Chris Illman, whose Norton-JAP sprinter was featured in an earlier post, brought along some of his 'gear' (knowing how much I like Really Cool Gear) - here's a photo of a watch which was presented to Freddy Dixon, after winning 4 classes at a race meeting in 1921, on his Harley-Davisdon. He got the watch on ebay, and was I kicking myself while vowing to find a search engine for ebay Brooklands stuff? He also has a copy of my favorite book in the world, Joe Bayley's 'The Vintage Years at Brooklands", which was the personal copy of Dr Bayley, and was signed by all the surviving racers who he mentions in the book. Now, I believe there is only one left, featured in my previous post on Dennis Loveday.



George Cohen showed up with his vintage Norton equipe, a camper truck with a host of really good racing bikes, ranging from early 20's sidevalvers, to late prewar ohc Model 30M. He's pictured astride his latest creation, a flat-tank special Model 18, which is a mix of old and new parts, including new alloy tanks and a freshly made frame. He's almost finished the detail work, and thinks it should do 100mph on the road. "After all, if Rex Judd can do 100mph for an hour on his in 1924, I should be able to as well..." Go George Go!

I heard a rumor that the fellow in the vintage tweed suit pictured near the Roarer, is the grandson of Locke, who built Brooklands in 1907; can anyone confirm this? We spoke of course about vintage clothing and period-correct clothing, as the and the ladies pictured are part of an 'art deco' society which has gatherings totally in time-specific dress. Check out this video of one of their gatherings at an estate in England. It's almost totally perfect, bar one or two things, like modern spectactles and the odd digital camera or cell phone!

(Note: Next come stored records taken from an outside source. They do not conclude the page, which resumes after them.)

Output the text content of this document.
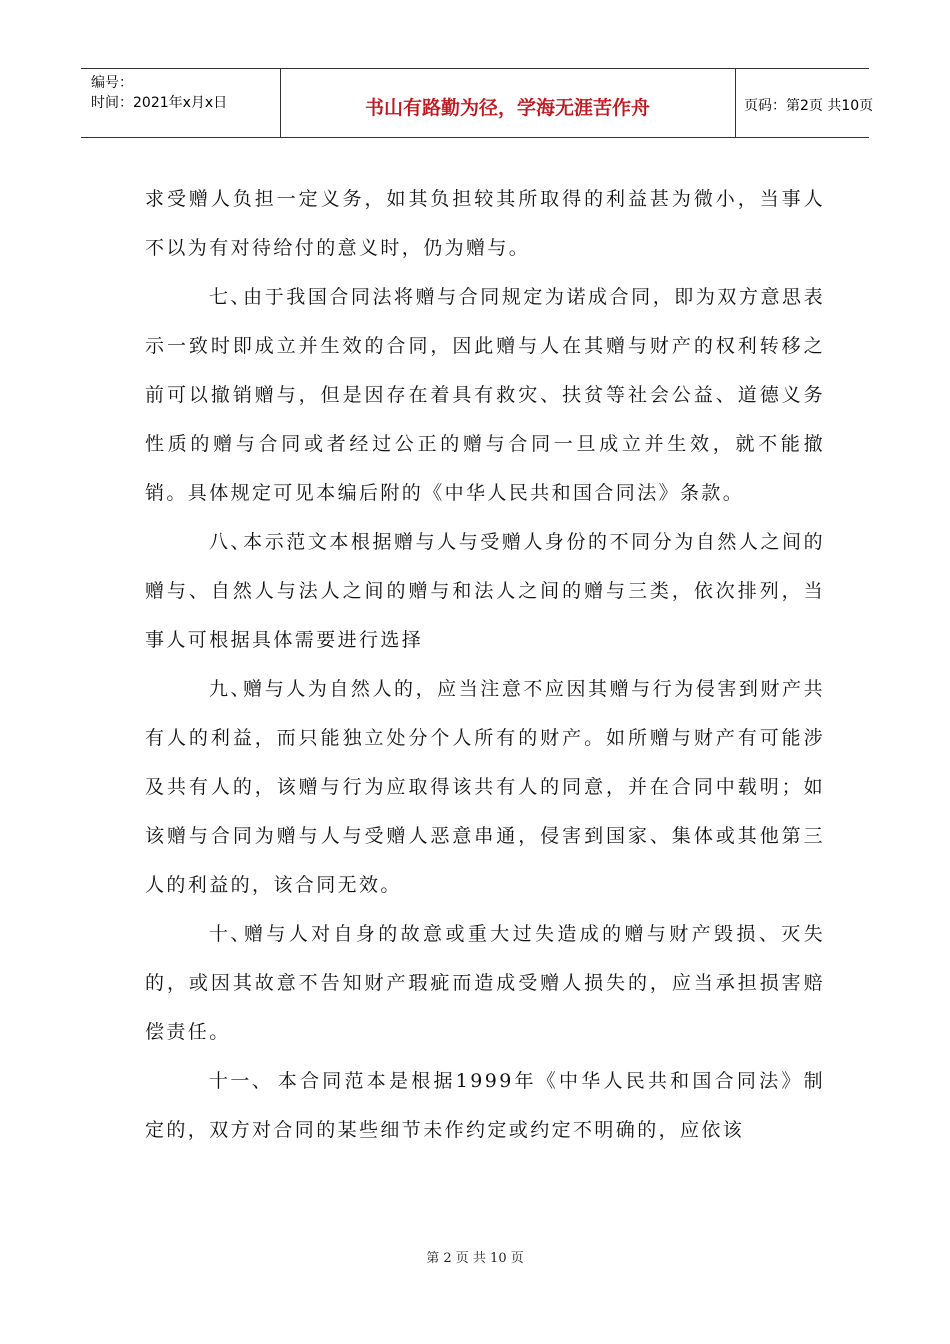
编号：
时间：2021年x月x日	书山有路勤为径，学海无涯苦作舟	页码：第2页 共10页

求受赠人负担一定义务，如其负担较其所取得的利益甚为微小，当事人不以为有对待给付的意义时，仍为赠与。

七、由于我国合同法将赠与合同规定为诺成合同，即为双方意思表示一致时即成立并生效的合同，因此赠与人在其赠与财产的权利转移之前可以撤销赠与，但是因存在着具有救灾、扶贫等社会公益、道德义务性质的赠与合同或者经过公正的赠与合同一旦成立并生效，就不能撤销。具体规定可见本编后附的《中华人民共和国合同法》条款。

八、本示范文本根据赠与人与受赠人身份的不同分为自然人之间的赠与、自然人与法人之间的赠与和法人之间的赠与三类，依次排列，当事人可根据具体需要进行选择

九、赠与人为自然人的，应当注意不应因其赠与行为侵害到财产共有人的利益，而只能独立处分个人所有的财产。如所赠与财产有可能涉及共有人的，该赠与行为应取得该共有人的同意，并在合同中载明；如该赠与合同为赠与人与受赠人恶意串通，侵害到国家、集体或其他第三人的利益的，该合同无效。

十、赠与人对自身的故意或重大过失造成的赠与财产毁损、灭失的，或因其故意不告知财产瑕疵而造成受赠人损失的，应当承担损害赔偿责任。

十一、 本合同范本是根据1999年《中华人民共和国合同法》制定的，双方对合同的某些细节未作约定或约定不明确的，应依该

第 2 页 共 10 页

Enjoy the rest of these atmospheric photos; if you've never been to Brooklands, and are interested in older racing motorcycles, I can't recommend it strongly enough.








3 comments:

Anonymous said...

Hi, last visited Brooklands in 2005couldn't beleive the change. Last there in 1976 as an apprentice for B.A.C. most of the banked track was still intact back then and the fifty foot line was still visable in places. Worked in the R&D building next to the old clock tower, the R&D building was the workshop/garage used by Malcolm Cambell. There was also a picture of Hugh Locke-King in the entrance to the clock house. The finishing staight was still all there and the works canteen was about half way along the straight complete with white washed pit stop workshops. In our lunch break we would ride our motorcycles up the steep hill section at the end of the finishing straight, I think it was used as a hill climb back in it's day. Anyway nice to see the pictures of Brooklands although it has changed so much since I was a lad.
Regards Mike R ex pat

Don said...

Sorry to hear that Graham Rhodes has MS. Neat guy, neat family!

Anonymous said...

Great feature - really enjoyed it. Nice blend of info and atmosphere. Good pics too. Sorry for the gush, but it's a stand-out piece. Nice work.